Brooks echoed Giancarlo’s sentiment. It is not up to any regulatory body to pick the winners and losers of Web3, he said.
“We don’t ask the SEC to make a judgement about whether Teslas or Buicks are better vehicles,” Brooks said. “We let the market decide that.”
Not long after bitcoin futures trading was approved, Giancarlo was summoned to appear before the Senate Banking Committee to testify about bitcoin. In his prepared opening statement, Giancarlo discussed how younger generations were becoming excited about this new, emerging asset class.
“I think we owe it to this generation to respect their interest in crypto, not with disdain and dismissiveness but with a real ‘let’s get it right’ approach,” he said. “Let’s spend the time, let’s dig into this.”
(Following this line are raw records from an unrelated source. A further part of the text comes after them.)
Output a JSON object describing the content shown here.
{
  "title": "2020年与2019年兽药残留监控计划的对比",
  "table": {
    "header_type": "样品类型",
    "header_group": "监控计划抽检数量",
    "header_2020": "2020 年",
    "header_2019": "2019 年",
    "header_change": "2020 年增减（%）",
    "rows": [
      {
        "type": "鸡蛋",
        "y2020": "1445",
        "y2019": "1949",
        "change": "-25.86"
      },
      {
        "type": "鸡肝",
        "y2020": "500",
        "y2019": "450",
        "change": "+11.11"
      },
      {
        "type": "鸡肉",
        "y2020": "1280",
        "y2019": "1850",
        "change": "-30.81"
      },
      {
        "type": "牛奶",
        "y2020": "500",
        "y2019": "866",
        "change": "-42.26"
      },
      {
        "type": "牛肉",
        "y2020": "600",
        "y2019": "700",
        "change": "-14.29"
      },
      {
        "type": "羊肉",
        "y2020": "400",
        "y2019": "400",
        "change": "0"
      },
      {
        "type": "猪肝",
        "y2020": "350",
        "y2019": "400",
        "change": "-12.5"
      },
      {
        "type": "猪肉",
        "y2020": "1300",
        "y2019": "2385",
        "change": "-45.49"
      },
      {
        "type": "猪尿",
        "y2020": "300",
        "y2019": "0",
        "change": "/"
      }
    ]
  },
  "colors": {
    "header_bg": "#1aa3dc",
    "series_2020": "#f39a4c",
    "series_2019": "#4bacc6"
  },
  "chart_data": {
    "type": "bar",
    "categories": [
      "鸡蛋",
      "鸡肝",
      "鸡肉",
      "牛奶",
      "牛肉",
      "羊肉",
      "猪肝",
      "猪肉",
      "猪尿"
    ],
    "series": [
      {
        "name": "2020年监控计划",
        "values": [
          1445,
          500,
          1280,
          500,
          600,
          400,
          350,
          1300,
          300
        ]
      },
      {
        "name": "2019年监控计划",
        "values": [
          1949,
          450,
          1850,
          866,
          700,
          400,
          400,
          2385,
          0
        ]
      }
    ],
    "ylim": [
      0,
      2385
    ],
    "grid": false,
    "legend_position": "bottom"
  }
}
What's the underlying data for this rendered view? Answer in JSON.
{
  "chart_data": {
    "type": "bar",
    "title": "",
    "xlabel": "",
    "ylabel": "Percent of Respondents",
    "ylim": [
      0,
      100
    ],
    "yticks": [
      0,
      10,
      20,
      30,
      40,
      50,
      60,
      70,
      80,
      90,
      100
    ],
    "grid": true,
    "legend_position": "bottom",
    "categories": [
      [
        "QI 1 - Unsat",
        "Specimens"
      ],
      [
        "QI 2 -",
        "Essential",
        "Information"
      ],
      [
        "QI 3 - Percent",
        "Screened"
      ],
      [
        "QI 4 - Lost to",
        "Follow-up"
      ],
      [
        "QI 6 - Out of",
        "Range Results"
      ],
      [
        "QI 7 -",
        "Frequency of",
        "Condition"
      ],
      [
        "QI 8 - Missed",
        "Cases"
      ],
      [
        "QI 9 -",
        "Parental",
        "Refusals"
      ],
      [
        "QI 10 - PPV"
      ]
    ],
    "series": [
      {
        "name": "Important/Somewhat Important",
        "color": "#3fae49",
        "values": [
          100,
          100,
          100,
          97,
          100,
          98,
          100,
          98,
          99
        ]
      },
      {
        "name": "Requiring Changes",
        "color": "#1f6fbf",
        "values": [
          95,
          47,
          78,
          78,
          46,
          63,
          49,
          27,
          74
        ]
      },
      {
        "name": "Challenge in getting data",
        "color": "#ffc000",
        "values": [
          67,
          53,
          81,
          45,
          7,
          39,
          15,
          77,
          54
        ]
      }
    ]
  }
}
A key point of resistance both regulators have been met with when it comes to digital assets is the argument that cryptocurrencies have no use case. Brooks argues that it is not up to officials to judge how a technology might be used.
“There was this idea that we can’t allow [crypto] to happen until somebody can show us a use case. That is the problem I was trying to solve,” Brook said. “We don’t actually have to know a use case, that’s not the role of government in a market economy. The role of the government is to create a set of risk protection guardrails and allow markets to decide what’s valuable.”